丫頭來看了她兩回,皆也是束手無策。隻得給她燒了熱水用,然後趕緊去通傳陸嘉學。
陸嘉學到之後解下披風遞給服侍的丫頭,撩開簾子走進千工床內。坐在床沿把她抱進懷裡,她意識朦朦朧朧的,誰抱她也不清楚。隻聞到一陣陌生又熟悉的味道,將她圍攏起來。
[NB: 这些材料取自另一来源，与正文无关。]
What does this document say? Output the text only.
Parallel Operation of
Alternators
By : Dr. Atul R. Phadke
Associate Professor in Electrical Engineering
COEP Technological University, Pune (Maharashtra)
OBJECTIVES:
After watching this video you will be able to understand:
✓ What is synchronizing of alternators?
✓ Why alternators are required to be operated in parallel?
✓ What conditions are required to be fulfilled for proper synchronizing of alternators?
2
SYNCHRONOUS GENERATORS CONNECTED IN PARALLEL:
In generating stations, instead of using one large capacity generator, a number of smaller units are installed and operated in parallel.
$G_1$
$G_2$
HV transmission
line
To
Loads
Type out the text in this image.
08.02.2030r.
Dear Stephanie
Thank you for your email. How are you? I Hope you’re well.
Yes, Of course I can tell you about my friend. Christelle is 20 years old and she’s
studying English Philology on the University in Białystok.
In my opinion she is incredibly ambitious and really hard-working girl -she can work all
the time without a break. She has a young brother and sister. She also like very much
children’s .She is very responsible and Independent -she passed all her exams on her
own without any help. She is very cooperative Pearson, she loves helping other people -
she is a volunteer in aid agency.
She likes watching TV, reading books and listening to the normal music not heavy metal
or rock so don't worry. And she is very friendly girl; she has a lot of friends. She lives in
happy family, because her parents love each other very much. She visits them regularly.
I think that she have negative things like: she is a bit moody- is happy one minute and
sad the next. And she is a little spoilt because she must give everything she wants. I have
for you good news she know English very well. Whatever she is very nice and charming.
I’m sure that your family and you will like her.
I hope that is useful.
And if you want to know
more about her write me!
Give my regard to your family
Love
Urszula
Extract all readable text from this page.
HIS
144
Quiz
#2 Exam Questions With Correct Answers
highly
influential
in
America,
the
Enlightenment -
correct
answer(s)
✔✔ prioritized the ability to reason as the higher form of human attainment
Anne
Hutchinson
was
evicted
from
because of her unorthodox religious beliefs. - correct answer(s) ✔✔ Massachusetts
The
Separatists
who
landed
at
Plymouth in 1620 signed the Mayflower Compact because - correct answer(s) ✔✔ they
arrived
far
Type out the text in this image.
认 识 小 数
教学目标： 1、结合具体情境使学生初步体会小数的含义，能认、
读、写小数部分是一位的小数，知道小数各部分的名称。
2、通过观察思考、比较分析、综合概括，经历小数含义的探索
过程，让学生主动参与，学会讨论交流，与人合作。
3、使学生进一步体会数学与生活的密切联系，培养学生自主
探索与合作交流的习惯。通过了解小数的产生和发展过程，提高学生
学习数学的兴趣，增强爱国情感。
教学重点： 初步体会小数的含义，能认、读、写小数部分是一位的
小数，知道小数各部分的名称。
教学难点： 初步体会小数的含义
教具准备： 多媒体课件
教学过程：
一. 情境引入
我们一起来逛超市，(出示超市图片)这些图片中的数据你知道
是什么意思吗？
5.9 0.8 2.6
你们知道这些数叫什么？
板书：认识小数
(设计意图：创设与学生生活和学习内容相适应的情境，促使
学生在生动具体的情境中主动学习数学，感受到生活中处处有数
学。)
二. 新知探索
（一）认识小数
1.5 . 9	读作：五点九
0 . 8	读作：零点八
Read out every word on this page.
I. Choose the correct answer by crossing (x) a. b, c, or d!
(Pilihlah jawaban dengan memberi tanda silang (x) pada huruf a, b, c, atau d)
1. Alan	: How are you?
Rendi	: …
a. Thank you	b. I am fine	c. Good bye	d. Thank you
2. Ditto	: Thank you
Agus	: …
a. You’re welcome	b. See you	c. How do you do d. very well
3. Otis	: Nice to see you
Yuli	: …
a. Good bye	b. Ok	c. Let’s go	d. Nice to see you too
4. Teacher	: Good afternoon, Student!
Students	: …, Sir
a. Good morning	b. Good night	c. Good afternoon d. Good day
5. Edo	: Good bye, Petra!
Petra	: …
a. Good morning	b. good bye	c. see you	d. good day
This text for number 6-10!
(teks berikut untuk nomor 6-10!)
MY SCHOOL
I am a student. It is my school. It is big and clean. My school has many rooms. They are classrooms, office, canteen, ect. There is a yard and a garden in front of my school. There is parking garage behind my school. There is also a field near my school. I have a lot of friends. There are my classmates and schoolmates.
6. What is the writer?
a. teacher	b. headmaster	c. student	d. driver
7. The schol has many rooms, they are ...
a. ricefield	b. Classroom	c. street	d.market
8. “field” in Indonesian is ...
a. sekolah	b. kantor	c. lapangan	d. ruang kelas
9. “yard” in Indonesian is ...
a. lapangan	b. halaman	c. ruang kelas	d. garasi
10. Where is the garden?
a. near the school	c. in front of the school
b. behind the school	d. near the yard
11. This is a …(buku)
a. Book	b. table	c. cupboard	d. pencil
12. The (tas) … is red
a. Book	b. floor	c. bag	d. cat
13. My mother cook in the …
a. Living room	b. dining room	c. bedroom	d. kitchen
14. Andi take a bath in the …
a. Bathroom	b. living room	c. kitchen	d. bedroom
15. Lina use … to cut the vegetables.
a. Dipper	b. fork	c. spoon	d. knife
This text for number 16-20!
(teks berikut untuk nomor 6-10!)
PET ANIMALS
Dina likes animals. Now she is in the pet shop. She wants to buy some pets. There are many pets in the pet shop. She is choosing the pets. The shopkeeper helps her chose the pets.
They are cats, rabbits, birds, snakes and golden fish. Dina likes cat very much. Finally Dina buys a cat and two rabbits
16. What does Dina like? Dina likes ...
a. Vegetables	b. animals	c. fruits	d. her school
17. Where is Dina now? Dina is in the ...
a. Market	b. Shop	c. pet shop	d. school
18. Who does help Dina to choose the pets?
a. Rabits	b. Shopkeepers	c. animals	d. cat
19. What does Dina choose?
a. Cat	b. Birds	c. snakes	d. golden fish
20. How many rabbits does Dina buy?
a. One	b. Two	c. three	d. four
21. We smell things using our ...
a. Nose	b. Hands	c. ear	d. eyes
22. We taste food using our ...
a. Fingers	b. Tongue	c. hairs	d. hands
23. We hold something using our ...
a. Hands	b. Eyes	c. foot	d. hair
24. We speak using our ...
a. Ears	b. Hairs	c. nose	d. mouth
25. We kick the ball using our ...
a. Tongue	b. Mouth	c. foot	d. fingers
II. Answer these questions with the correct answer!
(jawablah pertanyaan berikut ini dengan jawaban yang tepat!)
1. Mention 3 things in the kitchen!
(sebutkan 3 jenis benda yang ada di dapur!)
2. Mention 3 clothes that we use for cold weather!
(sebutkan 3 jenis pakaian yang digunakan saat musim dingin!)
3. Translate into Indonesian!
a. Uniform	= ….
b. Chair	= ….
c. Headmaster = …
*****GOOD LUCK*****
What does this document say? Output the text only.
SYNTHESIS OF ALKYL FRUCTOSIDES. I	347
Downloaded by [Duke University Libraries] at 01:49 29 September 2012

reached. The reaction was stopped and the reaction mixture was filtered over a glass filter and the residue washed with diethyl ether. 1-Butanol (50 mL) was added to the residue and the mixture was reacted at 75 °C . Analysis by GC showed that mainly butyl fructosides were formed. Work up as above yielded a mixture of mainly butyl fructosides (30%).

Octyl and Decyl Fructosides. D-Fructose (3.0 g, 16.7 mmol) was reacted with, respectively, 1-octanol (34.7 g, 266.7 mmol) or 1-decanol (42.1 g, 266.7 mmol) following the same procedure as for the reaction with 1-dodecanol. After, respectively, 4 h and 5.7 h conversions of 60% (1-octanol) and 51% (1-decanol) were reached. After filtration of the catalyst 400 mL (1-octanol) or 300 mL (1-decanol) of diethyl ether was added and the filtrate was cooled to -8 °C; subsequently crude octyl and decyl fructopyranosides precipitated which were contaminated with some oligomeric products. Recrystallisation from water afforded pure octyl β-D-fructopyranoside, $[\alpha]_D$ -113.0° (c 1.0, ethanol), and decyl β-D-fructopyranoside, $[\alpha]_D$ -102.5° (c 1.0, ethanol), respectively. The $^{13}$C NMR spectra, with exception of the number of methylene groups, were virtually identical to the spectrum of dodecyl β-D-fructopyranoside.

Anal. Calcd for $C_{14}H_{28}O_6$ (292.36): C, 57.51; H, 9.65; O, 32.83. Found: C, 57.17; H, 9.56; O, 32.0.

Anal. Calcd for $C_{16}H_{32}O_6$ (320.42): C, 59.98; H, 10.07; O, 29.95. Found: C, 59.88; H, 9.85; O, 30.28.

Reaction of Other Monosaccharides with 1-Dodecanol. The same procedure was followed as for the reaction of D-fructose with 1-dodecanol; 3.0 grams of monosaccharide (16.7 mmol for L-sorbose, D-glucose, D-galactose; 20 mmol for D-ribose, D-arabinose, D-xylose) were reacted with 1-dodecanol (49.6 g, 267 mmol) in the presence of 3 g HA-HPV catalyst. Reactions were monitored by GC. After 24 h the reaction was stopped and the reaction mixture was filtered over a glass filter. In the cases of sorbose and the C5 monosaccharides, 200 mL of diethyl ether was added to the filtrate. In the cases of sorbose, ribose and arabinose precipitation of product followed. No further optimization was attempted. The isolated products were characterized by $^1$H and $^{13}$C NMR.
“可是小腹不舒服?”丫頭去書房通傳的時候,是見人多故不好說。都是經驗豐富的,宜寧什麼情況一看就明白。陸嘉學沒想到她現在身體這麼不好,前世羅宜寧連個頭疼腦熱都沒有。他把她整個人摟在懷裡,手放在他的小腹替她緩緩暖著。
他頗有些享受這種照顧她的感覺。這和過去不一樣,過去的羅宜寧心裡是依賴他的,他便把羅宜寧當成妻好好護著。但現在羅宜寧的心理無比強大了,隻有她病了,靠在他懷裡才不會掙扎。
陸嘉學摸到她的腳還是冰冷的,幹脆翻身上了床,把她整個都抱在懷裡。
宜寧神志不清,感受到大手的溫暖,隻喃喃道:“三哥…”
陸嘉學的大掌緩緩捏成拳,嘴角一絲的笑意。要不是知道羅慎遠是她的兄長,娶她是事從權宜,他一定會把羅慎遠給弄死的。
念頭至此,忍不住在她的嘴角低頭細吻。
他的妻子,現在回來了。
枯竭的內心漸漸被湿潤,稍微柔軟了一些。
*
羅慎遠派人送了楊太太回去,叮囑她此事決不能走漏消息。
楊太太醒得,這是和謝蘊一早就說好的。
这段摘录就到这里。